Un don substantiel du juge Jean-Louis Baudouin, à la Cour d’appel du Québec depuis 1989, professeur à la Faculté de droit pendant plus de 25 ans et artisan de la réforme du Code civil du Québec, a donné le coup d’envoi au projet d’une chaire de droit civil.

«La renommée de cet éminent juriste, parmi les plus influents de la seconde moitié du 20e siècle, auteur réputé d’ouvrages sur la bioéthique, les obligations et la responsabilité civile, a largement contribué à attirer d’autres donateurs, cabinets, organisations, diplômés et amis», souligne le professeur Moore, qui a fait sa maitrise en droit civil à l’Université sous la direction du juge Baudouin, auquel il voue toujours une profonde admiration: «C’est aussi pour souligner sa prestigieuse carrière et son immense contribution à l’évolution du droit civil que la Chaire porte son nom.»

«Le droit des gens, le droit de l’équilibre»

Le droit civil ou droit privé est au centre de bien des enjeux dans la société. Pluralité des modèles familiaux, mariage, filiation et adoption entre homosexuels, polygamie, volontés de fin de vie, cessation de traitement, euthanasie et aide au suicide comptent parmi les situations qui vont intéresser la Chaire durant les cinq prochaines années.

Si le droit privé est une idée qui recouvre une réalité plurielle, pour le professeur Moore, c’est d’abord «le droit des gens, le droit de l’équilibre». Le droit civil s’attarde à protéger les vulnérabilités physiques, psychologiques et économiques des gens. «On pense à l’inviolabilité du corps et de l’image, aux personnes âgées, aux mineurs. Avant, le droit restait passif à l’égard de ces éléments. Aujourd’hui, il se donne les moyens de créer l’équilibre. Tous les civilistes se réclament de cette réalité du respect ou du rétablissement de l’équilibre», affirme le titulaire.

Spécialisé en droit de la famille, Benoît Moore s’est entouré de civilistes issus de disciplines diverses afin de «bâtir des ponts à l’intérieur et à l’extérieur de la Faculté». Trois professeurs de la Faculté de droit siègeront au comité scientifique: Didier Lluelles, spécialisé en droit des assurances, Patrice Deslauriers, coauteur avec Jean-Louis Baudouin d’un ouvrage sur la responsabilité civile, et Élise Charpentier, concernée par le droit des biens et des suretés et l’histoire du droit.

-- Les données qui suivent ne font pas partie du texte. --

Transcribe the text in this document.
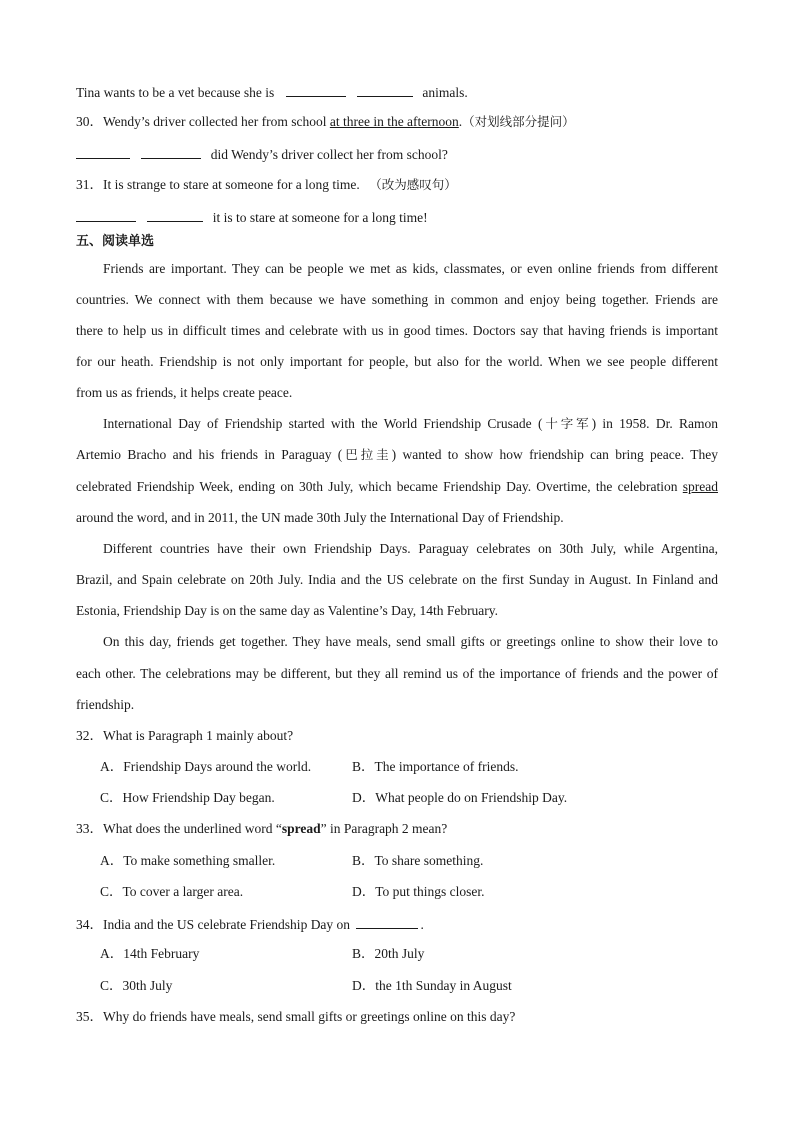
Tina wants to be a vet because she is	animals.
30．Wendy’s driver collected her from school at three in the afternoon.（对划线部分提问）
did Wendy’s driver collect her from school?
31．It is strange to stare at someone for a long time. （改为感叹句）
it is to stare at someone for a long time!
五、阅读单选
Friends are important. They can be people we met as kids, classmates, or even online friends from different
countries. We connect with them because we have something in common and enjoy being together. Friends are
there to help us in difficult times and celebrate with us in good times. Doctors say that having friends is important
for our heath. Friendship is not only important for people, but also for the world. When we see people different
from us as friends, it helps create peace.
International Day of Friendship started with the World Friendship Crusade (十字军) in 1958. Dr. Ramon
Artemio Bracho and his friends in Paraguay (巴拉圭) wanted to show how friendship can bring peace. They
celebrated Friendship Week, ending on 30th July, which became Friendship Day. Overtime, the celebration spread
around the word, and in 2011, the UN made 30th July the International Day of Friendship.
Different countries have their own Friendship Days. Paraguay celebrates on 30th July, while Argentina,
Brazil, and Spain celebrate on 20th July. India and the US celebrate on the first Sunday in August. In Finland and
Estonia, Friendship Day is on the same day as Valentine’s Day, 14th February.
On this day, friends get together. They have meals, send small gifts or greetings online to show their love to
each other. The celebrations may be different, but they all remind us of the importance of friends and the power of
friendship.
32．What is Paragraph 1 mainly about?
A．Friendship Days around the world.	B．The importance of friends.
C．How Friendship Day began.	D．What people do on Friendship Day.
33．What does the underlined word “spread” in Paragraph 2 mean?
A．To make something smaller.	B．To share something.
C．To cover a larger area.	D．To put things closer.
34．India and the US celebrate Friendship Day on	.
A．14th February	B．20th July
C．30th July	D．the 1th Sunday in August
35．Why do friends have meals, send small gifts or greetings online on this day?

Deux juristes de l’extérieur en feront également partie: Jean-Guy Belley, directeur du Centre de recherche en droit privé et comparé de l’Université McGill, et Serge Gaudet, associé au sein du cabinet montréalais Heenan, Blaikie.

Rayonnement et pérennité du droit civil

Le rayonnement du droit civil est au cœur des préoccupations de la Chaire. Certes, établir des relations avec la pratique y contribue, mais pour le titulaire ce rayonnement passe d’abord par la pérennité du droit civil dans le milieu universitaire. «À la maitrise en droit, peu d’étudiants choisissent la spécialisation en droit civil pour leur mémoire», déplore le professeur Moore, qui entend bien renverser la vapeur, notamment en attirant des professeurs ou des chercheurs étrangers.

Pour y arriver, la Chaire envisage la création d’une bourse prestigieuse afin d’inviter un jeune collègue, ou encore un étudiant québécois ou étranger sur le point de terminer sa thèse, à venir passer une année à la Faculté. «Ces gens, figures dominantes de leur génération, amènent d’autres gens dans leur sillon et les retombées profitent à l’ensemble de la Faculté.»

Le titulaire pense aussi à mettre sur pied un cycle de conférences données par des étudiants en fin de maitrise, «les meilleurs issus de toutes les facultés de droit», dans le but de leur offrir une tribune qui les ferait connaitre et ainsi de créer une stimulation intellectuelle. «Nous voulons favoriser l’émulation et susciter une synergie à la faveur du droit civil et du même coup encourager l’éclosion de jeunes carrières.»